According to the report, although increasing use of the National Single Window, an online platform to process trade documents between firms and the government has led to material improvements in customs clearance efficiency, some hurdles remain. For example, the use of digital signatures remains limited, meaning some procedures still need to be handled by paper. As shown in Chart 5, alternative measures of digital integration within trade suggest further room to transition to paperless paperwork.
That said, part of the challenge stems from lagging digital literacy of the population, which has hindered the adoption of digital tools and constrained their effective use.
For example, digital literacy is relatively low among the rural population and in the agricultural sector. At the end of 2021, there were more than 27,000 agricultural cooperatives, but only 2,000 applied ‘high-tech’ and digital technology in production. Furthermore, these groups typically still depend more on traditional financing methods.
In terms of digital skills and talent, Vietnam lagged its peers, limiting the upside from digitalisation.
GOVERNMENT'S SUPPORT
According to HSBC's report, encouragingly, the government is well aware of these challenges, and has been playing an active role to facilitate the digital transformation of the economy.
In accordance with the National Digital Transformation Program through 2025 with a vision to 2030, Vietnam aims to build the three pillars of digital government, digital economy, and digital society.
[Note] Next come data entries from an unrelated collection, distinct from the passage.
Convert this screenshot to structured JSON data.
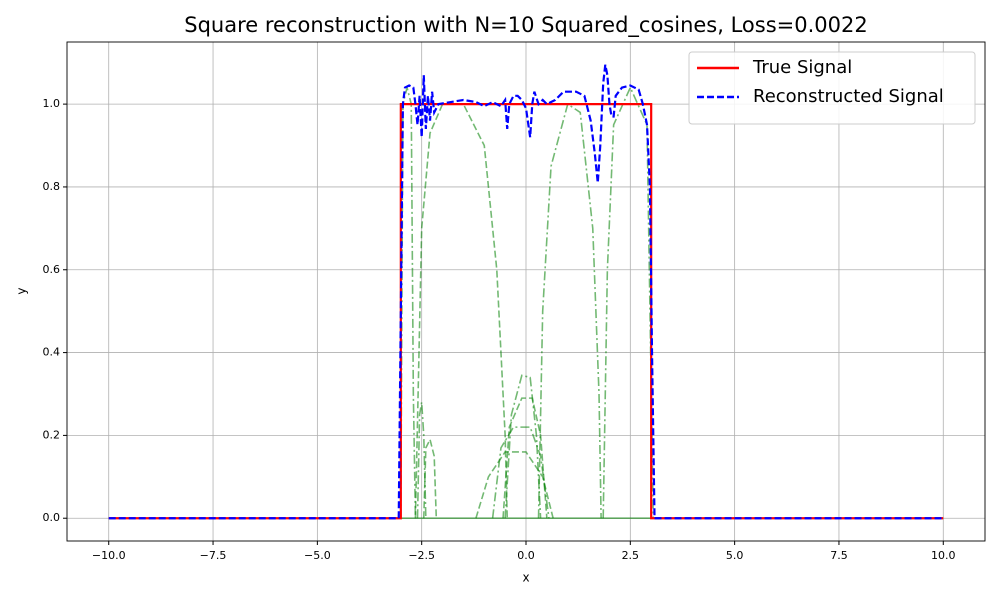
{
  "chart_data": {
    "type": "line",
    "title": "Square reconstruction with N=10 Squared_cosines, Loss=0.0022",
    "x_label": "x",
    "y_label": "y",
    "xlim": [
      -11,
      11
    ],
    "ylim": [
      -0.055,
      1.15
    ],
    "xticks": [
      {
        "value": -10,
        "label": "−10.0"
      },
      {
        "value": -7.5,
        "label": "−7.5"
      },
      {
        "value": -5,
        "label": "−5.0"
      },
      {
        "value": -2.5,
        "label": "−2.5"
      },
      {
        "value": 0,
        "label": "0.0"
      },
      {
        "value": 2.5,
        "label": "2.5"
      },
      {
        "value": 5,
        "label": "5.0"
      },
      {
        "value": 7.5,
        "label": "7.5"
      },
      {
        "value": 10,
        "label": "10.0"
      }
    ],
    "yticks": [
      {
        "value": 0,
        "label": "0.0"
      },
      {
        "value": 0.2,
        "label": "0.2"
      },
      {
        "value": 0.4,
        "label": "0.4"
      },
      {
        "value": 0.6,
        "label": "0.6"
      },
      {
        "value": 0.8,
        "label": "0.8"
      },
      {
        "value": 1,
        "label": "1.0"
      }
    ],
    "grid": true,
    "legend": "upper right",
    "series": [
      {
        "color": "#008000",
        "alpha": 0.55,
        "linestyle": "solid",
        "x": [
          -10,
          10
        ],
        "values": [
          0,
          0
        ]
      },
      {
        "color": "#008000",
        "alpha": 0.55,
        "linestyle": "dashdot",
        "x": [
          -3.0,
          -2.95,
          -2.85,
          -2.75,
          -2.7,
          -2.65
        ],
        "values": [
          0,
          1.0,
          1.04,
          1.0,
          0.3,
          0
        ]
      },
      {
        "color": "#008000",
        "alpha": 0.55,
        "linestyle": "dashed",
        "x": [
          -2.65,
          -2.5,
          -2.3,
          -2.0,
          -1.5,
          -1.0,
          -0.7,
          -0.5,
          -0.45
        ],
        "values": [
          0,
          0.7,
          0.93,
          1.0,
          1.0,
          0.9,
          0.6,
          0.2,
          0
        ]
      },
      {
        "color": "#008000",
        "alpha": 0.55,
        "linestyle": "dashdot",
        "x": [
          0.3,
          0.4,
          0.6,
          1.0,
          1.3,
          1.6,
          1.75,
          1.8
        ],
        "values": [
          0,
          0.5,
          0.85,
          1.0,
          0.98,
          0.7,
          0.3,
          0
        ]
      },
      {
        "color": "#008000",
        "alpha": 0.55,
        "linestyle": "dashdot",
        "x": [
          1.85,
          1.95,
          2.1,
          2.5,
          2.9,
          3.05
        ],
        "values": [
          0,
          0.6,
          0.95,
          1.04,
          0.95,
          0
        ]
      },
      {
        "color": "#008000",
        "alpha": 0.55,
        "linestyle": "dashdot",
        "x": [
          -2.6,
          -2.55,
          -2.5,
          -2.45,
          -2.4
        ],
        "values": [
          0,
          0.25,
          0.28,
          0.2,
          0
        ]
      },
      {
        "color": "#008000",
        "alpha": 0.55,
        "linestyle": "dashed",
        "x": [
          -2.45,
          -2.4,
          -2.3,
          -2.2,
          -2.15
        ],
        "values": [
          0,
          0.17,
          0.19,
          0.15,
          0
        ]
      },
      {
        "color": "#008000",
        "alpha": 0.55,
        "linestyle": "dashdot",
        "x": [
          -0.5,
          -0.35,
          -0.1,
          0.1,
          0.25,
          0.35
        ],
        "values": [
          0,
          0.25,
          0.345,
          0.34,
          0.2,
          0
        ]
      },
      {
        "color": "#008000",
        "alpha": 0.55,
        "linestyle": "dashed",
        "x": [
          -0.55,
          -0.4,
          -0.1,
          0.15,
          0.35,
          0.5
        ],
        "values": [
          0,
          0.22,
          0.29,
          0.29,
          0.2,
          0
        ]
      },
      {
        "color": "#008000",
        "alpha": 0.55,
        "linestyle": "dashdot",
        "x": [
          -0.8,
          -0.6,
          -0.3,
          0.1,
          0.35,
          0.55
        ],
        "values": [
          0,
          0.17,
          0.22,
          0.22,
          0.15,
          0
        ]
      },
      {
        "color": "#008000",
        "alpha": 0.55,
        "linestyle": "dashed",
        "x": [
          -1.2,
          -0.9,
          -0.5,
          0.0,
          0.4,
          0.65
        ],
        "values": [
          0,
          0.1,
          0.16,
          0.16,
          0.1,
          0
        ]
      },
      {
        "name": "True Signal",
        "color": "#ff0000",
        "alpha": 1,
        "linestyle": "solid",
        "x": [
          -10,
          -3,
          -3,
          3,
          3,
          10
        ],
        "values": [
          0,
          0,
          1,
          1,
          0,
          0
        ]
      },
      {
        "name": "Reconstructed Signal",
        "color": "#0000ff",
        "alpha": 1,
        "linestyle": "dashed",
        "x": [
          -10,
          -3.05,
          -3.0,
          -2.95,
          -2.9,
          -2.8,
          -2.7,
          -2.65,
          -2.6,
          -2.55,
          -2.5,
          -2.45,
          -2.4,
          -2.35,
          -2.3,
          -2.25,
          -2.2,
          -2.1,
          -1.8,
          -1.5,
          -1.2,
          -1.0,
          -0.8,
          -0.6,
          -0.5,
          -0.45,
          -0.4,
          -0.3,
          -0.2,
          -0.1,
          0.0,
          0.1,
          0.15,
          0.2,
          0.3,
          0.4,
          0.5,
          0.7,
          0.9,
          1.2,
          1.4,
          1.55,
          1.65,
          1.72,
          1.78,
          1.85,
          1.9,
          1.95,
          2.0,
          2.05,
          2.1,
          2.15,
          2.3,
          2.5,
          2.7,
          2.8,
          2.9,
          2.97,
          3.02,
          3.08,
          10
        ],
        "values": [
          0,
          0,
          0.5,
          1.0,
          1.04,
          1.045,
          1.04,
          1.0,
          0.95,
          1.02,
          0.92,
          1.07,
          0.94,
          1.02,
          0.96,
          1.03,
          0.98,
          1.0,
          1.005,
          1.01,
          1.005,
          0.995,
          1.005,
          0.995,
          1.01,
          0.94,
          1.0,
          1.02,
          1.02,
          1.01,
          0.99,
          0.92,
          1.0,
          1.03,
          1.0,
          1.01,
          1.0,
          1.01,
          1.03,
          1.03,
          1.02,
          0.96,
          0.88,
          0.81,
          0.9,
          1.05,
          1.095,
          1.07,
          1.0,
          0.97,
          0.97,
          1.02,
          1.04,
          1.045,
          1.035,
          1.0,
          0.95,
          0.8,
          0.4,
          0,
          0
        ]
      }
    ]
  }
}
The Government has correspondingly laid out a number of ambitious targets in recent years, including handling all administrative procedure applications online by 2030.
The national strategy opens up opportunities in a wide range of sectors.
While state-led initiatives to drive rural digitalisation have spurred progress in building a digital economy, it is important to note that private businesses can also play a role in accelerating the transition. For example, Grab conducted training workshops for over 800 cooperatives to help farmers learn about digitalisation and related business opportunities.
Another important consideration is how to secure the additional energy needed to fuel the momentum. A contributing factor is Decree 53, originally introduced in 2022, which requires firms to store data locally. Future proliferation in the volume of local data suggests more data centers being built, as was likely a partial factor in Alibaba’s decision to construct a data center locally. This highlights the linkage between growth in the digital economy and the availability of energy.
Power outages last May and June were estimated by the World Bank to have costed 0.3 per cent of GDP, particularly affecting manufacturing firms. As electricity demand looks set to expand further, expanding and improving Vietnam’s energy supply and infrastructure will become more important.
All in all, digitalisation brings both opportunities and challenges to Vietnam. In order to leverage its favourable demographics and achieve its digital ambitions, investments need to be channelled into not just new areas such as artificial intelligence (AI), but also foundational areas such as digital education and traditional infrastructure.
In fact, this drive is not just happening in Vietnam, but in ASEAN as a whole. According to a recent HSBC survey, more than 40 per cent of surveyed businesses operating in ASEAN rank digitalisation as a top priority.
Therefore, active dialogue and partnerships between the public and the private sector can help accelerate these developments to prepare for a more digitally fit population, the report stressed.